El color del dinero by Walter Tevis

El color del dinero by Walter Tevis

autor:Walter Tevis [Tevis, Walter]
La lengua: spa
Format: epub
Tags: Novela, Otros
editor: ePubLibre
publicado: 1984-02-15T00:00:00+00:00


Se lo enseñaría a Fats y le preguntaría qué opinaba. Terminó su bebida y pidió otra, dejando que la suave calidez de su estómago se extendiera por todo el cuerpo mientras pensaba en el billar.

Cuando retiró el taco de la taquilla estaba silbando. Comenzó a moverse por entre la muchedumbre de compradores navideños en dirección a la pancarta.

Cuando llegó ya era hora de empezar, pero Fats no se había presentado. La mesa estaba dispuesta y a punto; una Brunswick, para variar, con un discreto tapete verde. Había al menos un centenar de espectadores sentados en los bancos, y otro centenar deambulando por allí en espera de que comenzaran. Pero el tiempo transcurría sin que llegara Fats. Eddie llamó al Ramada Inn y la centralita le conectó con la habitación de Fats, pero no respondió nadie. El director del centro comercial se comunicó con la oficina de Enoch Wax, en Lexington; Enoch no sabía nada de Fats. Eddie esperó durante una hora, practicando algunos tiros difíciles para entretener al público y también para no estar sin hacer nada. A las tres y veinte, Fats seguía sin llegar y las gradas estaban prácticamente vacías. Eddie se despidió del director, volvió a la pizzeria Tony’s, tomó una copa y, finalmente, llamó a un taxi para que lo llevara al Ramada Inn.

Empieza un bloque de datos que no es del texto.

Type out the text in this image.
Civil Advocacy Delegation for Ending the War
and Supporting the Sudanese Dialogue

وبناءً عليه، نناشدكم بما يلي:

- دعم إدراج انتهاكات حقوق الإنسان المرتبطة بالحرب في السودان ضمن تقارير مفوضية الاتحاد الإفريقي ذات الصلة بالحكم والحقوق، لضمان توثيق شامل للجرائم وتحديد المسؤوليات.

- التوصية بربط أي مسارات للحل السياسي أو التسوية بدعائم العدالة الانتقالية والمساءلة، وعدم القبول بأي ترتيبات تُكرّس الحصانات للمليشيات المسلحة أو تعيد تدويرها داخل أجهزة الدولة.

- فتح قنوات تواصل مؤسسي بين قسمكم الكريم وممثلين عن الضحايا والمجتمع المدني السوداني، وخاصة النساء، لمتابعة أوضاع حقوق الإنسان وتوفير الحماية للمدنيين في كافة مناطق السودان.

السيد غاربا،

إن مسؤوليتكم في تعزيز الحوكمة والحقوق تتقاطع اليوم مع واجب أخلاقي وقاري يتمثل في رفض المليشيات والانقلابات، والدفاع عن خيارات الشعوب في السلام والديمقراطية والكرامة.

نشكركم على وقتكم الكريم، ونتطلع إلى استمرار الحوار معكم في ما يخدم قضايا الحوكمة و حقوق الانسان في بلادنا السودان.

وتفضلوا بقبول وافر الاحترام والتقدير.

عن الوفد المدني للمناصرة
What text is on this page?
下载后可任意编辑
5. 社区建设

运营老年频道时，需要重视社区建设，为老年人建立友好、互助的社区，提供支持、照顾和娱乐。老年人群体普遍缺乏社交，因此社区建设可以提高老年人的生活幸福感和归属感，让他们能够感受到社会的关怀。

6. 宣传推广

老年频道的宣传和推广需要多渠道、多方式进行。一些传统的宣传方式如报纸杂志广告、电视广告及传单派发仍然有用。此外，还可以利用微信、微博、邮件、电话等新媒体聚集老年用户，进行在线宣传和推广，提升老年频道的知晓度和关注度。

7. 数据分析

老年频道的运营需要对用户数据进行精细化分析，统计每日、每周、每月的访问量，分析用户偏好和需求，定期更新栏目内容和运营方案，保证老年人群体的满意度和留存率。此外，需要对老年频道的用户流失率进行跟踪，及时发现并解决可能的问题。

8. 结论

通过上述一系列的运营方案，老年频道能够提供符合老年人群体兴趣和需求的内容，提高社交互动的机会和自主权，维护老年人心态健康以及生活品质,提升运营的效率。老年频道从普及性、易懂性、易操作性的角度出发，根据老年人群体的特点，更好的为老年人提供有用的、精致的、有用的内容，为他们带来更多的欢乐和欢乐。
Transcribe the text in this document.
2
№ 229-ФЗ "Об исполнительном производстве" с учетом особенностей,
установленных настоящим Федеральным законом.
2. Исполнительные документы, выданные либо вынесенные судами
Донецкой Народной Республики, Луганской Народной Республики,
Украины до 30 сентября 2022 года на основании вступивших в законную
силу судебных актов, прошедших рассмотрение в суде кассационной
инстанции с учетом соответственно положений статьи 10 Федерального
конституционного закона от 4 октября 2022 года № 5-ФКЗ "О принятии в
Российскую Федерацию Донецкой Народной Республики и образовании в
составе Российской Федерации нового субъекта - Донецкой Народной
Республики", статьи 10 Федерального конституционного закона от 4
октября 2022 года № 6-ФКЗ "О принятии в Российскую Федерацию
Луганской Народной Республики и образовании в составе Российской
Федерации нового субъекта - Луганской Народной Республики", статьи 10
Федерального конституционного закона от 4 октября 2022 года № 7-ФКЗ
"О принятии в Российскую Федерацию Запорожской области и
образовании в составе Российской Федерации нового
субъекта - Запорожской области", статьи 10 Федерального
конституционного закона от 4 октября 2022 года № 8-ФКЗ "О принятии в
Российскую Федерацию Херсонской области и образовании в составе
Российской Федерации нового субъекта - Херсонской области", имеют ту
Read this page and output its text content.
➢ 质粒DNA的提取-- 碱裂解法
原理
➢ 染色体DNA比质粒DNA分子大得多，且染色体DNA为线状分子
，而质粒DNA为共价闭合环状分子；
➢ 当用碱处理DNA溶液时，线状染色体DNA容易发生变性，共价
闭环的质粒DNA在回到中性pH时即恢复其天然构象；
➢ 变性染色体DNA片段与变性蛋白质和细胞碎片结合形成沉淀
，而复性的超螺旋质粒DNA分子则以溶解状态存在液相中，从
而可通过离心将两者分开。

—El señor Hegerman se ha registrado este mediodía —le dijo el recepcionista.

—¿Puede dejarme entrar en su habitación? —preguntó Eddie. Había tratado de llamar por el teléfono interior, pero en vano. Luego había buscado en el bar, el restaurante, la cafetería y había regresado a recepción.

—¿Es usted el señor Felson? —inquirió el recepcionista—. ¿El socio del señor Hegerman?

—Sí. ¿Me deja su llave?

—Sheryl le acompañará, señor Felson.

Descubrió que Sheryl era la mujer de cabellos teñidos que atendía la ventanilla de la caja. Eddie la siguió a través del vestíbulo y por un largo corredor. Una vez ante la habitación 117, ella le tendió la llave y le dejó abrir a él mismo.

Fats estaba en la cama. Estaba vestido y sentado, con los ojos abiertos y el rostro petrificado como el de una estatua de cera. Era obvio que estaba muerto.

En el avión de regreso a Lexington, Eddie tomó cuatro Manhattans. Cuando llegó al apartamento, iba tan borracho como no lo había estado desde hacía años, aunque no se le notaba. Pasaba ya de medianoche cuando Arabella le abrió, vestida con las braguitas y la camiseta que a veces se ponía para dormir.

—Fats ha muerto —anunció nada más dejar la bolsa y el estuche del taco—. Llegó a Indianápolis, pero murió antes de la partida.

Pasó a la cocina y abrió una botella de cerveza.

—Es duro —respondió Arabella—. Muy duro.

Eddie se sirvió la cerveza en una vaso y contempló cómo se deshacía la espuma.

—Hasta muerto —añadió—, tenía buen aspecto, el cabronazo.

Arabella sonrió ligeramente.

—Me gustaría haberlo conocido. —Vaciló unos instantes—. Ha llegado algo para ti mientras estabas fuera.

Se dirigió hacia la cómoda coreana de la sala y sacó un paquete grande y plano.

Llevaba el matasellos de Miami. En la esquina superior izquierda constaba una dirección para el retorno, pero ningún nombre.